It’s been raining. For forever. Everything is wet and cold and terrible.
Consequently, I feel super unmotivated kind of all the time and basically hibernation seems like the best option.
I need summer, badly. I’m starting to feel like a slug.
So, to feel better, I bake. Last weekend was the last concert of my choir’s season and I volunteered to bring one of my favorite sweet treats: Salted Caramel Cookie Bars. I discovered this recipe last summer and it’s become one of my go-tos for birthdays and special occasions.
Let’s break it down really quick: layer of chocolate chip cookie dough, layer of salted caramel, layer of cookie dough.
These bars are ridiculous. On their own, the cookie bars would be delicious, but adding the layer of caramel is some next level ish. (And then, when you’re done with the bowl that you melted the caramel in, you can make whipped cream in it with your leftover heavy cream, and then your whole life will be magic. Because caramel flavored whipped cream.)
2 1/8 cups all-purpose flour
1/2 teaspoon salt
1/2 teaspoon baking soda
12 tablespoons butter, melted and cooled to room temperature
1 cup light brown sugar
1/2 cup granulated sugar
1 large egg
1 large egg yolk
2 teaspoons vanilla extract
2 cups chocolate chips
10 ounces caramel candy squares, unwrapped
3 tablespoons heavy cream
Sea salt, for sprinkling over caramel and bars
1. Preheat oven to 325 degrees F. Spray an 9×13 baking dish with nonstick cooking spray and set aside.
2. In a medium bowl, whisk together flour, salt, and baking soda. Set aside.
3. In the bowl of a stand mixer, mix the melted butter and sugars together until combined. Add the egg, egg yolk, and vanilla extract and mix until smooth. Slowly add the dry ingredients and mix on low, just until combined. Stir in the chocolate chips.
4. In a large microwave safe bowl, combine the caramels and heavy cream. Microwave caramels on High until caramels are melted, stirring every 20 seconds. This will take about 2 minutes, depending on your microwave.
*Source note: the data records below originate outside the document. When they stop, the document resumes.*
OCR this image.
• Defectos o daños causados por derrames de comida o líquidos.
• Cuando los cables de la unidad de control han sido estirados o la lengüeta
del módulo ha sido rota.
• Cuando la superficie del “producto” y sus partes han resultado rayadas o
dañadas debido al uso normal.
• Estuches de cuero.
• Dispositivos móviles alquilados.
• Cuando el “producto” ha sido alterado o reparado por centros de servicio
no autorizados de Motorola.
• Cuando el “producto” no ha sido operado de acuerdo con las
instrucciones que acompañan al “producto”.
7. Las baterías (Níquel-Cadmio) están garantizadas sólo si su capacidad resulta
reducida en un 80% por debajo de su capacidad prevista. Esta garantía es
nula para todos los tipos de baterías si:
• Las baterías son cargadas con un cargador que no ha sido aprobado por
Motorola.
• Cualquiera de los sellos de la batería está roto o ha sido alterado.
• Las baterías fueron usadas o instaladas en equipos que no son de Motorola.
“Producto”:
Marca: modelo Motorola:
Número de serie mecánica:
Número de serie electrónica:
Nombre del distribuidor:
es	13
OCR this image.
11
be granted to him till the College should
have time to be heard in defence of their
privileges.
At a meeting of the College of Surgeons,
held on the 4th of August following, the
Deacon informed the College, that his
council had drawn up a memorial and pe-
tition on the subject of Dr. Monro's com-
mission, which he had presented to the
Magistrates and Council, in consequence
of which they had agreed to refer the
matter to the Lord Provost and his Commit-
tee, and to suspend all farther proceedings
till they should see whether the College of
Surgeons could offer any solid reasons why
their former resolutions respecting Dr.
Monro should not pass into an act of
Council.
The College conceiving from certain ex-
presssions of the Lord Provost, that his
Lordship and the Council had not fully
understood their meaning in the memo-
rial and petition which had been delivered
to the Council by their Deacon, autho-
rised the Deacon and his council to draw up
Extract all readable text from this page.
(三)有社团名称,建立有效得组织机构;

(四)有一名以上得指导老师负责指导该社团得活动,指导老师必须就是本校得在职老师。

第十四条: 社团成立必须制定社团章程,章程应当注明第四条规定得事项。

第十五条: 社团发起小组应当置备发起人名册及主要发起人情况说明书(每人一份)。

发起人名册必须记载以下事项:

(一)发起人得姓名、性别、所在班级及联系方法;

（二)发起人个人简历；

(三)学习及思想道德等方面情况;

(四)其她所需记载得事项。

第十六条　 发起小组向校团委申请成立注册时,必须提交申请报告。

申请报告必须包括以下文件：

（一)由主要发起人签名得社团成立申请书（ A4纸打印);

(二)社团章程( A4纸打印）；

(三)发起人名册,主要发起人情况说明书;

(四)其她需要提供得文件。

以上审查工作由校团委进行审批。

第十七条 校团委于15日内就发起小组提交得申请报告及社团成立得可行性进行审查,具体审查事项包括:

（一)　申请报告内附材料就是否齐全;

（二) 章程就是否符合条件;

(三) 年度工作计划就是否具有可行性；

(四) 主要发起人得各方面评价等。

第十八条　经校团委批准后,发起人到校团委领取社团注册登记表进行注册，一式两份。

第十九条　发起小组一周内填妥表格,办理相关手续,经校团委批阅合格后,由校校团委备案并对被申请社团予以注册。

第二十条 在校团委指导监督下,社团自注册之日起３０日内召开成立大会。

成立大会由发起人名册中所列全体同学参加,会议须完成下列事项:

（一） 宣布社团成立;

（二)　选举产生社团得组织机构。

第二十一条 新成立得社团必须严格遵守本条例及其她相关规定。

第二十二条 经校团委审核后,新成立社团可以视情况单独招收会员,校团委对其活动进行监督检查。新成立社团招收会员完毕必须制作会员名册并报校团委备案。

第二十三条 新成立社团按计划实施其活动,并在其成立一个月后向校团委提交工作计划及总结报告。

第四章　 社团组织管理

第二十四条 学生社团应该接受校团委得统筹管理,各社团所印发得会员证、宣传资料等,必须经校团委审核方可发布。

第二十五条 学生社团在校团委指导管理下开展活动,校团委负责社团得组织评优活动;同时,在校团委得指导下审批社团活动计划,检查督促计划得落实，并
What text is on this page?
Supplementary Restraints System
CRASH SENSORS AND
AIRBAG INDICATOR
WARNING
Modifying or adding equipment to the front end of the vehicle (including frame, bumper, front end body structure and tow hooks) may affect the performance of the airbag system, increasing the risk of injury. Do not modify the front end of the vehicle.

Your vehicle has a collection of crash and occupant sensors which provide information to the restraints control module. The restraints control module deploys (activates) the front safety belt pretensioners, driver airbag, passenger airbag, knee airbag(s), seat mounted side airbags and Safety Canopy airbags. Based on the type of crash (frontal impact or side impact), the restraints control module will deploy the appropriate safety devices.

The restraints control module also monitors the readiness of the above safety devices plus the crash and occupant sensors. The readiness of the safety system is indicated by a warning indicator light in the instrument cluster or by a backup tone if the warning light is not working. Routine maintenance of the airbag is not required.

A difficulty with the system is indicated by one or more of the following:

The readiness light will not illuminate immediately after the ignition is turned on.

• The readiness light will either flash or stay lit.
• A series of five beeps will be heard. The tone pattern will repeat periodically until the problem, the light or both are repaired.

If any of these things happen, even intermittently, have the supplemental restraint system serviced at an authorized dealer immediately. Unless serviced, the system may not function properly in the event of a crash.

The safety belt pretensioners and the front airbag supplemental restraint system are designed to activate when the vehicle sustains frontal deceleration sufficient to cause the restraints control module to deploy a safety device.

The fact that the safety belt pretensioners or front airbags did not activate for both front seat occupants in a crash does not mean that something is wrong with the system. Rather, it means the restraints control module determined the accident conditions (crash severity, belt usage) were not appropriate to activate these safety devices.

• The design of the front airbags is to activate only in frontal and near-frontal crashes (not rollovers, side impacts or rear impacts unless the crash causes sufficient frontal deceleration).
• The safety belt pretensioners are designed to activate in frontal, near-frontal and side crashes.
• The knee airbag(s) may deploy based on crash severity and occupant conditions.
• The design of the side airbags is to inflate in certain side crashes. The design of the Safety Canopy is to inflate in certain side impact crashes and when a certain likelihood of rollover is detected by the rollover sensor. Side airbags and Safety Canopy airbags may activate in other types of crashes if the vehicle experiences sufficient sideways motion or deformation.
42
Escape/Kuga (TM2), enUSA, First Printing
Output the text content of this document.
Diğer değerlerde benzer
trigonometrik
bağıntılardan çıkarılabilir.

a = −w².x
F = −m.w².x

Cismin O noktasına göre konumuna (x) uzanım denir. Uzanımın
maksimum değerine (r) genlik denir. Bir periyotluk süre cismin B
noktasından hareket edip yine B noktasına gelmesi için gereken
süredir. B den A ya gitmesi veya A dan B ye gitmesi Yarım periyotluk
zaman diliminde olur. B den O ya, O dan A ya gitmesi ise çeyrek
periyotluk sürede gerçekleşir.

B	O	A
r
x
5. Divide the cookie dough in half. Press half of the cookie dough into the prepared pan, smoothing the top with the spatula. Pour hot caramel over the cookie dough. Sprinkle caramel with sea salt. Drop spoonfuls of cookie dough over the caramel and spread dough with a spatula until the caramel is covered. Sprinkle the bars with additional sea salt.
6.Bake cookie bars for 30 minutes or until the top of the bars are light golden brown and the edges start to pull away from the pan. Cool bars on a wire rack to room temperature. Cut bars into squares and serve.